The Germaine, also Ghjermana (Corsican pronunciation:[ˈdjɛrˈmana]; Ghjermana di Balagna), Ghermana, Germana, and sometimes as Romana, is a cultivarofolives grown primarily in Corsica, but also in parts of northern Italy. Genetically it is close to the cultivar Frantoio, that is grown in the Italian region of Tuscany.[1] The Germaine has a good yield of oil, and the plant is resistant to cold weather.
The name of the olive is spelt in a number of different ways, including Ghjermana (or Ghjermana de Balagne), Ghermana and Germana. In some parts of Corsica and in Perugia, it is also referred to as Romana.[2]
It is a cultivar of middle strength, with a spreading growth form and elliptic leaves that are short and of medium width. The olives are of medium weight, their shape is ovoid and they are symmetrical. The stone has a rounded apex and base, with a smooth surface and the presence of a mucro. When fully mature, the colour of the fruit is black.[3]

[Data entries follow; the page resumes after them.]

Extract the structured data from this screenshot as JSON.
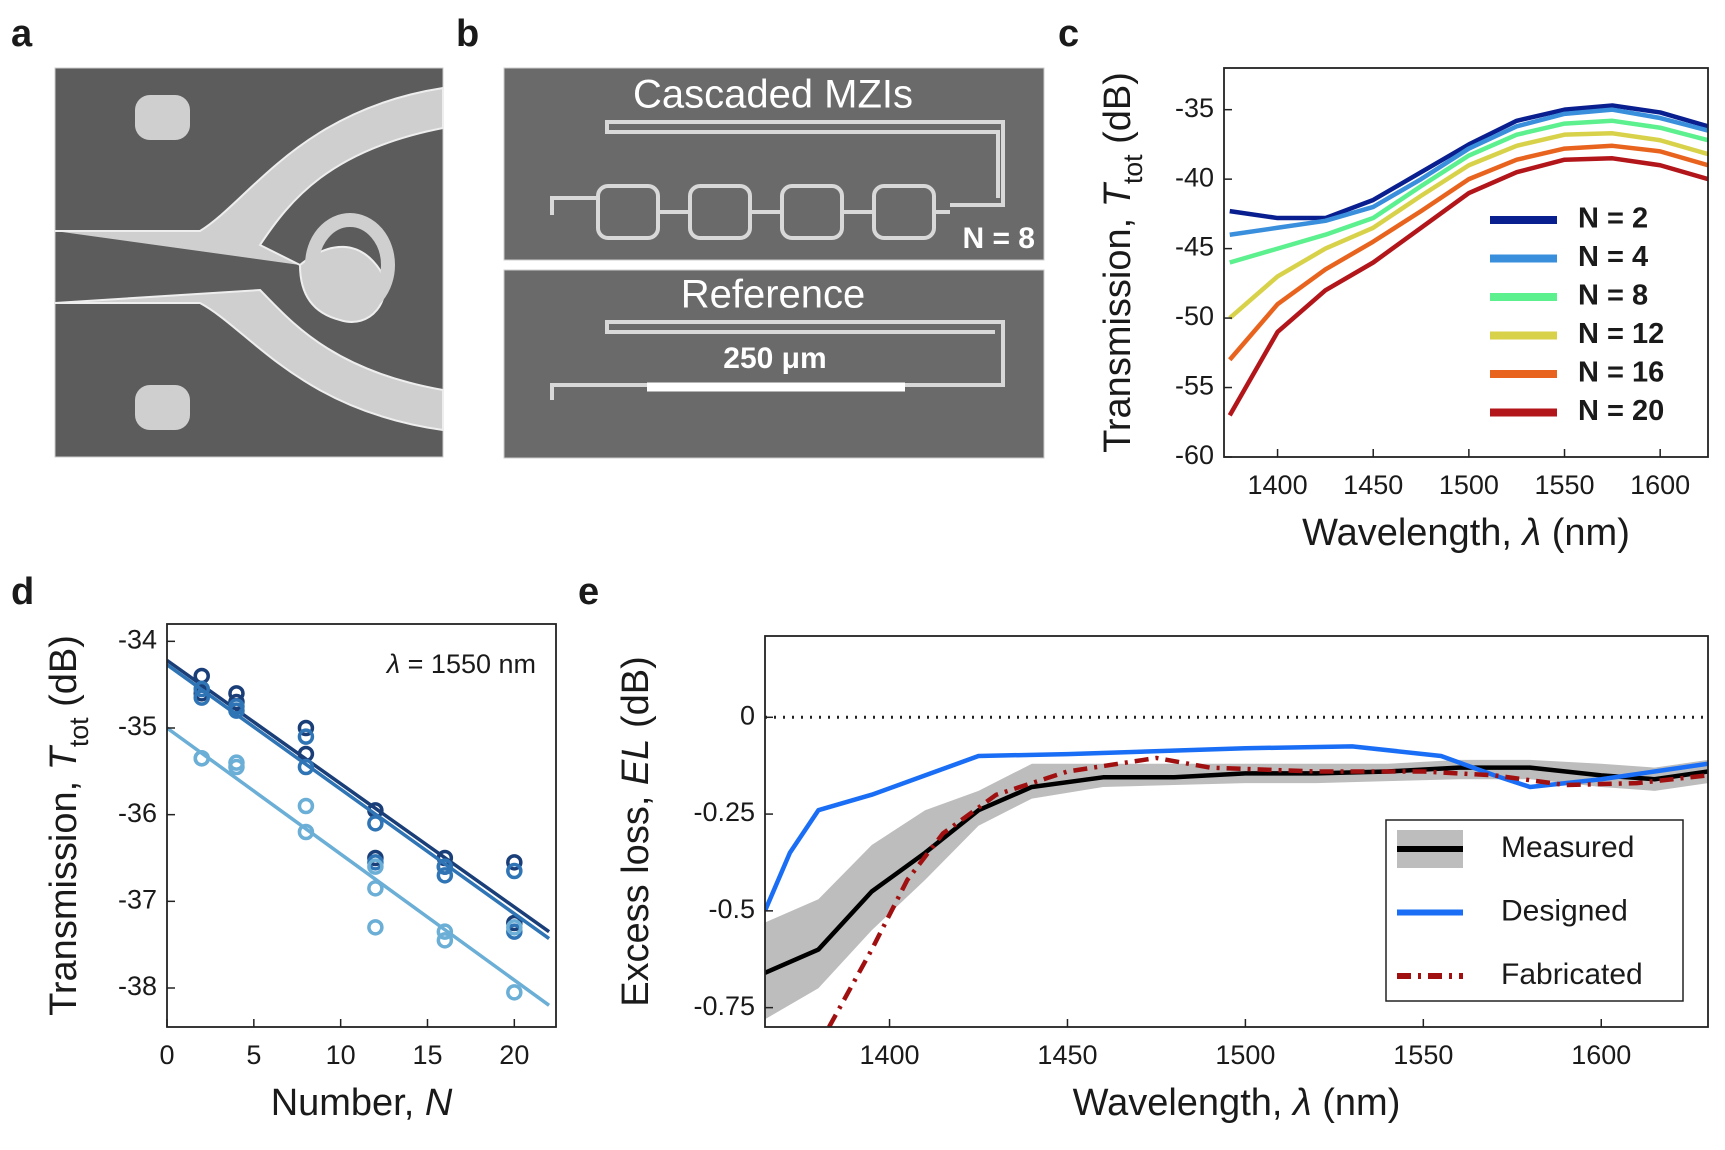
{
  "panel_labels": [
    "a",
    "b",
    "c",
    "d",
    "e"
  ],
  "micrographs": {
    "top_title": "Cascaded MZIs",
    "top_note": "N = 8",
    "bottom_title": "Reference",
    "scale_bar": "250 μm"
  },
  "chart_data": [
    {
      "type": "line",
      "x_label": [
        "Wavelength, ",
        "λ",
        " (nm)"
      ],
      "y_label": [
        "Transmission, ",
        "T",
        "tot",
        " (dB)"
      ],
      "xlim": [
        1372,
        1625
      ],
      "ylim": [
        -60,
        -32
      ],
      "xticks": [
        1400,
        1450,
        1500,
        1550,
        1600
      ],
      "yticks": [
        -60,
        -55,
        -50,
        -45,
        -40,
        -35
      ],
      "legend": "right",
      "x": [
        1375,
        1400,
        1425,
        1450,
        1475,
        1500,
        1525,
        1550,
        1575,
        1600,
        1625
      ],
      "series": [
        {
          "name": "N = 2",
          "color": "#0a1f8f",
          "values": [
            -42.3,
            -42.8,
            -42.8,
            -41.5,
            -39.5,
            -37.5,
            -35.8,
            -35,
            -34.7,
            -35.2,
            -36.2
          ]
        },
        {
          "name": "N = 4",
          "color": "#3a8fdc",
          "values": [
            -44,
            -43.5,
            -43,
            -42,
            -40,
            -37.8,
            -36.2,
            -35.3,
            -35,
            -35.6,
            -36.5
          ]
        },
        {
          "name": "N = 8",
          "color": "#5cf08f",
          "values": [
            -46,
            -45,
            -44,
            -42.8,
            -40.5,
            -38.3,
            -36.8,
            -36,
            -35.8,
            -36.3,
            -37.2
          ]
        },
        {
          "name": "N = 12",
          "color": "#d8d24a",
          "values": [
            -50,
            -47,
            -45,
            -43.5,
            -41.2,
            -39,
            -37.6,
            -36.8,
            -36.7,
            -37.2,
            -38.2
          ]
        },
        {
          "name": "N = 16",
          "color": "#e8641e",
          "values": [
            -53,
            -49,
            -46.5,
            -44.5,
            -42.3,
            -40,
            -38.6,
            -37.8,
            -37.6,
            -38,
            -39
          ]
        },
        {
          "name": "N = 20",
          "color": "#b3161a",
          "values": [
            -57,
            -51,
            -48,
            -46,
            -43.5,
            -41,
            -39.5,
            -38.6,
            -38.5,
            -39,
            -40
          ]
        }
      ]
    },
    {
      "type": "scatter",
      "x_label": [
        "Number, ",
        "N"
      ],
      "y_label": [
        "Transmission, ",
        "T",
        "tot",
        " (dB)"
      ],
      "annotation": [
        "λ",
        " = 1550 nm"
      ],
      "xlim": [
        0,
        22.4
      ],
      "ylim": [
        -38.45,
        -33.8
      ],
      "xticks": [
        0,
        5,
        10,
        15,
        20
      ],
      "yticks": [
        -38,
        -37,
        -36,
        -35,
        -34
      ],
      "series": [
        {
          "color": "#1a3e78",
          "x": [
            2,
            2,
            4,
            4,
            8,
            8,
            12,
            12,
            16,
            16,
            20,
            20
          ],
          "values": [
            -34.4,
            -34.6,
            -34.6,
            -34.7,
            -35.0,
            -35.3,
            -35.95,
            -36.5,
            -36.5,
            -36.6,
            -36.55,
            -37.25
          ],
          "fit_x": [
            0,
            22
          ],
          "fit_values": [
            -34.22,
            -37.35
          ]
        },
        {
          "color": "#2f74b5",
          "x": [
            2,
            2,
            4,
            4,
            8,
            8,
            12,
            12,
            16,
            16,
            20,
            20
          ],
          "values": [
            -34.55,
            -34.65,
            -34.75,
            -34.8,
            -35.1,
            -35.45,
            -36.1,
            -36.55,
            -36.6,
            -36.7,
            -36.65,
            -37.35
          ],
          "fit_x": [
            0,
            22
          ],
          "fit_values": [
            -34.27,
            -37.43
          ]
        },
        {
          "color": "#6baed6",
          "x": [
            2,
            2,
            4,
            4,
            8,
            8,
            12,
            12,
            12,
            16,
            16,
            20,
            20
          ],
          "values": [
            -35.35,
            -35.35,
            -35.4,
            -35.45,
            -35.9,
            -36.2,
            -36.6,
            -36.85,
            -37.3,
            -37.35,
            -37.45,
            -37.3,
            -38.05
          ],
          "fit_x": [
            0,
            22
          ],
          "fit_values": [
            -35.0,
            -38.2
          ]
        }
      ]
    },
    {
      "type": "line",
      "x_label": [
        "Wavelength, ",
        "λ",
        " (nm)"
      ],
      "y_label": [
        "Excess loss, ",
        "EL",
        " (dB)"
      ],
      "xlim": [
        1365,
        1630
      ],
      "ylim": [
        -0.8,
        0.21
      ],
      "xticks": [
        1400,
        1450,
        1500,
        1550,
        1600
      ],
      "yticks": [
        -0.75,
        -0.5,
        -0.25,
        0
      ],
      "hline": 0,
      "legend": "lower right",
      "series": [
        {
          "name": "Measured",
          "color": "#000000",
          "x": [
            1365,
            1380,
            1395,
            1410,
            1425,
            1440,
            1460,
            1480,
            1500,
            1520,
            1540,
            1560,
            1580,
            1600,
            1615,
            1630
          ],
          "values": [
            -0.66,
            -0.6,
            -0.45,
            -0.35,
            -0.24,
            -0.18,
            -0.155,
            -0.155,
            -0.145,
            -0.145,
            -0.14,
            -0.13,
            -0.13,
            -0.15,
            -0.16,
            -0.14
          ],
          "band_color": "#bdbdbd",
          "band_lower": [
            -0.78,
            -0.7,
            -0.55,
            -0.42,
            -0.28,
            -0.21,
            -0.18,
            -0.175,
            -0.17,
            -0.17,
            -0.165,
            -0.16,
            -0.16,
            -0.18,
            -0.19,
            -0.17
          ],
          "band_upper": [
            -0.53,
            -0.47,
            -0.33,
            -0.24,
            -0.19,
            -0.12,
            -0.12,
            -0.12,
            -0.12,
            -0.12,
            -0.12,
            -0.11,
            -0.11,
            -0.12,
            -0.13,
            -0.11
          ]
        },
        {
          "name": "Designed",
          "color": "#1a6ef5",
          "x": [
            1365,
            1372,
            1380,
            1395,
            1410,
            1425,
            1450,
            1500,
            1530,
            1555,
            1570,
            1580,
            1600,
            1615,
            1630
          ],
          "values": [
            -0.5,
            -0.35,
            -0.24,
            -0.2,
            -0.15,
            -0.1,
            -0.095,
            -0.08,
            -0.075,
            -0.1,
            -0.15,
            -0.18,
            -0.16,
            -0.14,
            -0.12
          ]
        },
        {
          "name": "Fabricated",
          "color": "#a01010",
          "dash": "14 7 3 7",
          "x": [
            1383,
            1395,
            1405,
            1415,
            1430,
            1450,
            1475,
            1490,
            1520,
            1550,
            1570,
            1590,
            1610,
            1630
          ],
          "values": [
            -0.8,
            -0.6,
            -0.42,
            -0.3,
            -0.2,
            -0.14,
            -0.105,
            -0.13,
            -0.14,
            -0.14,
            -0.15,
            -0.175,
            -0.17,
            -0.15
          ]
        }
      ]
    }
  ]
}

The Germaine is a dual use cultivar, that can be used both for extraction of oil, and as a table olive. Its yield of oil can be very high; more than 30%.[1] It is considered a cultivar of good and constant production.[4] The smell of the oil has been compared to pumpkin peel, while the taste is described as creamy, yet intense.[5] The Germaine is valued for its good resistance to cold weather.[6]